The problem with tests is that some teachers and administrators do bad things to make the test results come out well. The problem without the tests is that some teachers and administrators don’t give the students an education because there are no consequences.

I’m not worried about the good teachers. But there are many mediocre to bad teachers, and no amount of continuing education for the teachers has a realistic chance of fixing that. Do you have a proposal that doesn’t depend on the bad teachers magically improving? The advantage of the test based approach is that theoretically you can improve the incentives, so at least there’s some path to improvement. It strikes me that the other side is simply giving up, which is depressing.

posted by Lawrence on April 6, 2011 #

I think that’s rather unfair to science-based medicine. It’s the only way that we actually know, at all, whether or not a treatment is having an effect. It’s certainly imperfect, but better than the alternative (which is to rely on “tried-and-true” heuristics that may or may not actually have a statistically significant effect).

posted by Brett on April 6, 2011 #

Yglesias is too enamored with the economics profession to imagine policy solutions other than giving technocrats more information about where to efficiently allocate capital and more power to allocate it.

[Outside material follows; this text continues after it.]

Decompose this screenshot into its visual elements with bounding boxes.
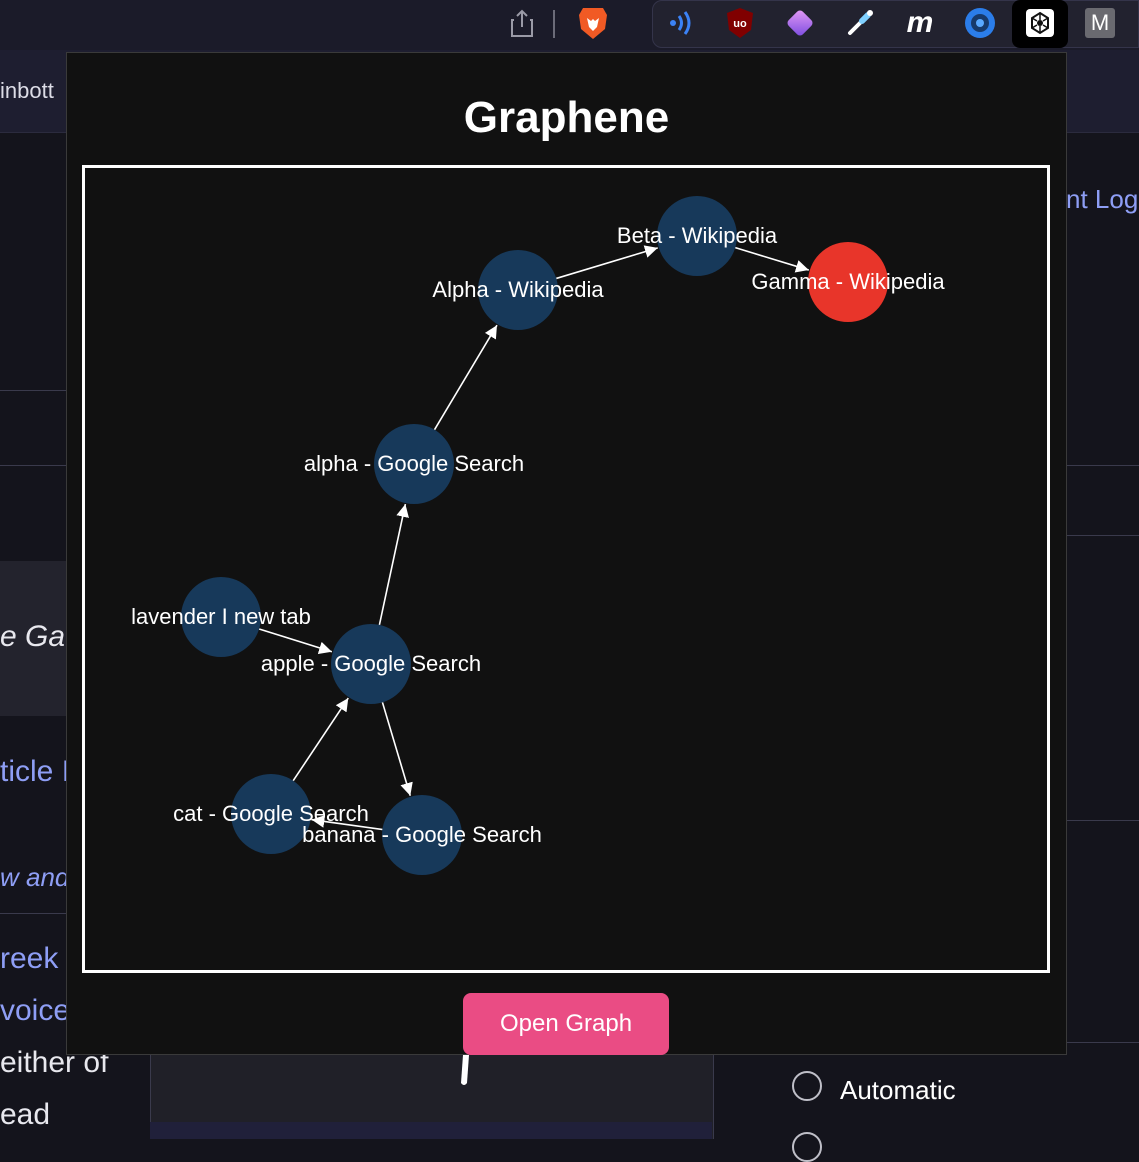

posted by Matthew on April 6, 2011 #

@Brett, I think that whether evidence based is “better than the alternative” is the notion in dispute. Out of laziness I’ll point to Robin Hanson’s work on this topic, for example regarding medicine’s big picture effects http://www.overcomingbias.com/tag/medicine

posted by Marcus on April 8, 2011 #

The continuing McDonaldsization of all industries. If you analyze what has happened to education, medicine, agriculture, financial services, etc. you’ll see an uncanny resemblance to the process McDonald’s used in dominating the fast food industry—automate the system as much as possible by creating a large sociotechnical machine whose priorities are dictated mainly by financial (or government) incentives.

The capitalist end-game is not to create the best human society possible (and as a corollary the best humans possible), it is to create the most efficient system for increasing a nation’s wealth as defined by GDP.